Crystal Haijing Huang, Senior Economist at IDinsight, built on this point by sharing concrete examples from ongoing partnerships. Through IDinsight’s work with IDRC and FCDO’s AI for Development initiative, as well as collaborations with Google.org, she described how mixed-methods evaluations are helping to assess AI interventions in health and behavioral science. Importantly, she highlighted that evaluations must look beyond intended outcomes to capture unintended consequences. “AI can widen inequalities just as easily as it can reduce them,” she noted. “Evaluation gives us the visibility to course-correct.”

Finally, Karla Palmer, who manages AI for Social Good and Science at Google.org, spoke from the perspective of a funder shaping the ecosystem. She described how Google.org’s funding approach to generative AI has been deliberately coupled with investments in evaluation capacity. Through initiatives like the Google.org Accelerator and a collaboration with J-PAL, Karla emphasized that philanthropy has a responsibility to align incentives so that grantees are not only developing innovative AI tools but also testing their real-world effectiveness. In her words, “funders cannot simply reward shiny pilots. We must reward evidence of meaningful, lasting impact.”

Emerging themes

Several themes emerged over the course of the discussion. The first was the need to rethink traditional evaluation methods. While randomized controlled trials and large-scale evaluations remain important, the pace of AI innovation demands more adaptive methods be deployed in parallel. Panelists pointed to rapid experimentation, proxy outcomes, and tools such as user funnel analysis—which evaluates retention at each stage of adoption—as ways to provide timely feedback without sacrificing rigor.

A second theme was the idea of shared responsibility. Evaluating AI cannot fall solely on implementers or evaluators. Funders, too, must recognize that their choices about what to finance can either encourage or discourage evidence-driven adoption. Similarly, implementers need to view evaluation not as an external imposition but as a tool to refine and strengthen their own work.

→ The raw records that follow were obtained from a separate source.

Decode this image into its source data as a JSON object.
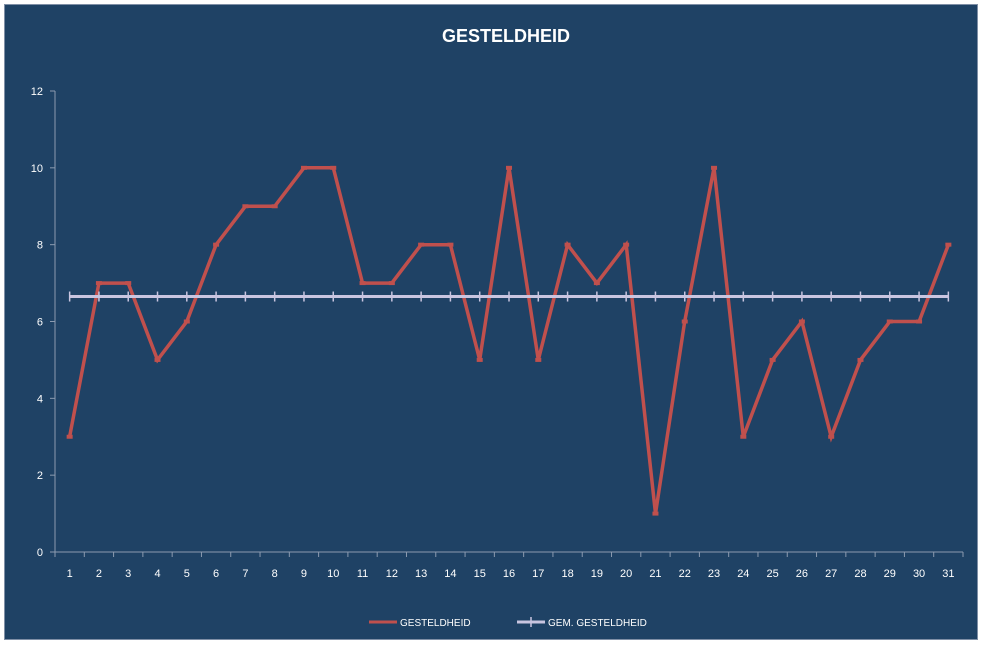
{
  "chart_data": {
    "type": "line",
    "title": "GESTELDHEID",
    "xlabel": "",
    "ylabel": "",
    "categories": [
      "1",
      "2",
      "3",
      "4",
      "5",
      "6",
      "7",
      "8",
      "9",
      "10",
      "11",
      "12",
      "13",
      "14",
      "15",
      "16",
      "17",
      "18",
      "19",
      "20",
      "21",
      "22",
      "23",
      "24",
      "25",
      "26",
      "27",
      "28",
      "29",
      "30",
      "31"
    ],
    "ylim": [
      0,
      12
    ],
    "yticks": [
      0,
      2,
      4,
      6,
      8,
      10,
      12
    ],
    "grid": false,
    "legend_position": "bottom",
    "series": [
      {
        "name": "GESTELDHEID",
        "color": "#c0504d",
        "values": [
          3,
          7,
          7,
          5,
          6,
          8,
          9,
          9,
          10,
          10,
          7,
          7,
          8,
          8,
          5,
          10,
          5,
          8,
          7,
          8,
          1,
          6,
          10,
          3,
          5,
          6,
          3,
          5,
          6,
          6,
          8
        ]
      },
      {
        "name": "GEM. GESTELDHEID",
        "color": "#c9c5e0",
        "values": [
          6.65,
          6.65,
          6.65,
          6.65,
          6.65,
          6.65,
          6.65,
          6.65,
          6.65,
          6.65,
          6.65,
          6.65,
          6.65,
          6.65,
          6.65,
          6.65,
          6.65,
          6.65,
          6.65,
          6.65,
          6.65,
          6.65,
          6.65,
          6.65,
          6.65,
          6.65,
          6.65,
          6.65,
          6.65,
          6.65,
          6.65
        ]
      }
    ]
  }
}
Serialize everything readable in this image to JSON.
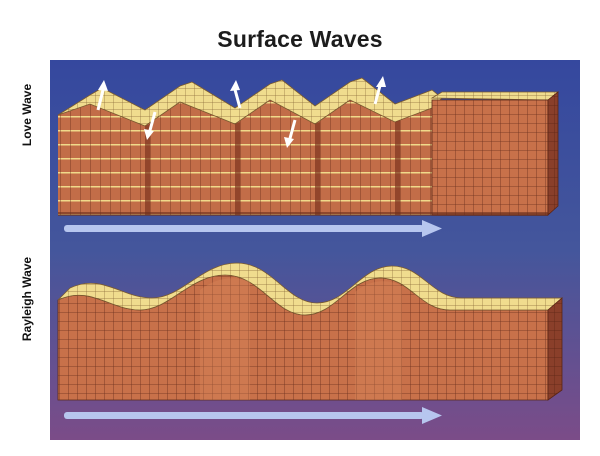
{
  "title": "Surface Waves",
  "love_wave": {
    "label": "Love Wave"
  },
  "rayleigh_wave": {
    "label": "Rayleigh Wave"
  },
  "colors": {
    "background_top": "#3a4fa6",
    "background_bottom": "#7a4a86",
    "block_face": "#c8714a",
    "block_top": "#f0dc8e",
    "block_side": "#8a3f2a",
    "grid_line": "#5a2a1a",
    "arrow": "#b7c6ef"
  },
  "icons": [
    "direction-arrow",
    "particle-motion-arrow"
  ]
}
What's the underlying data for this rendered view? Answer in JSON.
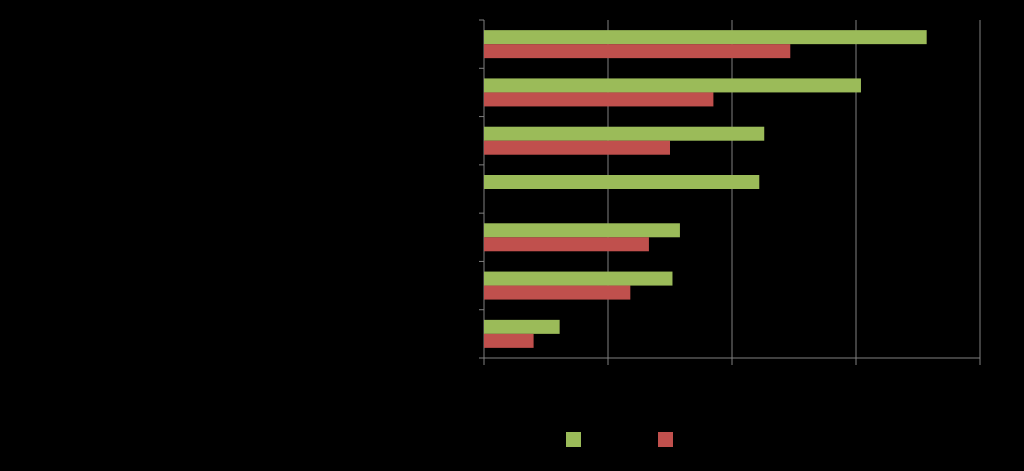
{
  "chart_data": {
    "type": "bar",
    "orientation": "horizontal",
    "categories": [
      "",
      "",
      "",
      "",
      "",
      "",
      ""
    ],
    "series": [
      {
        "values": [
          3.57,
          3.04,
          2.26,
          2.22,
          1.58,
          1.52,
          0.61
        ]
      },
      {
        "values": [
          2.47,
          1.85,
          1.5,
          0,
          1.33,
          1.18,
          0.4
        ]
      }
    ],
    "xlim": [
      0,
      4
    ],
    "x_ticks": [
      0,
      1,
      2,
      3,
      4
    ],
    "grid": true,
    "legend_position": "bottom",
    "colors": {
      "series_1": "#9BBB59",
      "series_2": "#C0504D",
      "grid": "#808080",
      "background": "#000000"
    }
  }
}
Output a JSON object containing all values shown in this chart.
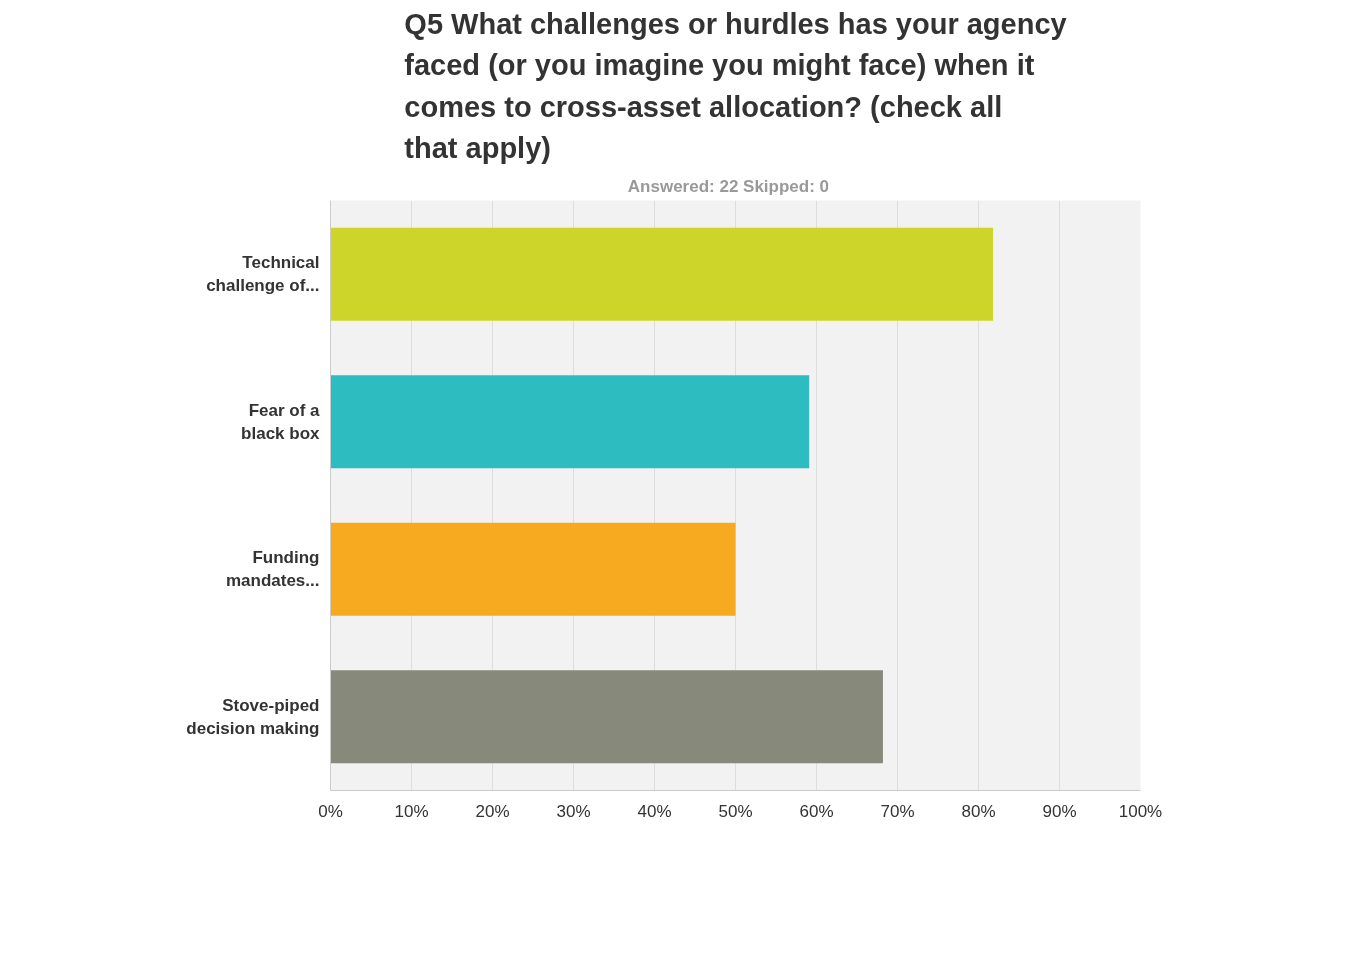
{
  "chart_data": {
    "type": "bar",
    "orientation": "horizontal",
    "title": "Q5 What challenges or hurdles has your agency faced (or you imagine you might face) when it comes to cross-asset allocation? (check all that apply)",
    "subtitle": "Answered: 22    Skipped: 0",
    "categories": [
      "Technical challenge of...",
      "Fear of a black box",
      "Funding mandates...",
      "Stove-piped decision making"
    ],
    "values": [
      81.8,
      59.1,
      50,
      68.2
    ],
    "colors": [
      "#cdd42a",
      "#2dbdc1",
      "#f7aa1f",
      "#878a7a"
    ],
    "xlim": [
      0,
      100
    ],
    "xticks": [
      {
        "value": 0,
        "label": "0%"
      },
      {
        "value": 10,
        "label": "10%"
      },
      {
        "value": 20,
        "label": "20%"
      },
      {
        "value": 30,
        "label": "30%"
      },
      {
        "value": 40,
        "label": "40%"
      },
      {
        "value": 50,
        "label": "50%"
      },
      {
        "value": 60,
        "label": "60%"
      },
      {
        "value": 70,
        "label": "70%"
      },
      {
        "value": 80,
        "label": "80%"
      },
      {
        "value": 90,
        "label": "90%"
      },
      {
        "value": 100,
        "label": "100%"
      }
    ],
    "grid": "x"
  }
}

The third theme was the role of evidence in building trust. In a field where skepticism about AI runs high with good reason, transparent evaluation is the best way to separate hype from genuine impact. Evidence allows social sector leaders to move beyond fear and speculation, grounding decisions in data that reflect the realities of the communities they aim to serve.

Taken together, the panelists painted a picture of a sector at an inflection point. AI’s potential is undeniable, but so are the risks of unchecked adoption. The conversation underscored that evaluation is central to ensuring that AI applications contribute to equity and effectiveness in the social sector.

Why this conversation matters

The UNGA 80 side event underscored a critical lesson for the development community. AI can help optimize resources, target beneficiaries more effectively, and expand the reach of proven interventions. 

Governments, NGOs, and funders should adopt AI where it can add value, but must insist on evidence to guide its use. Stakeholders need to build evaluation into the DNA of every AI intervention, and share lessons openly so that successes and failures alike can inform the wider field. As a sector, we need to develop standardised approaches that can determine the impact of AI interventions at different stages of product development. 

In this era of rapid AI-driven transformation, IDinsight is committed to making evidence the foundation for responsible, cost-effective, and lasting social impact. As AI becomes an increasingly prominent tool in the social sector, generating and sharing evidence will ensure that technology serves those who need it most.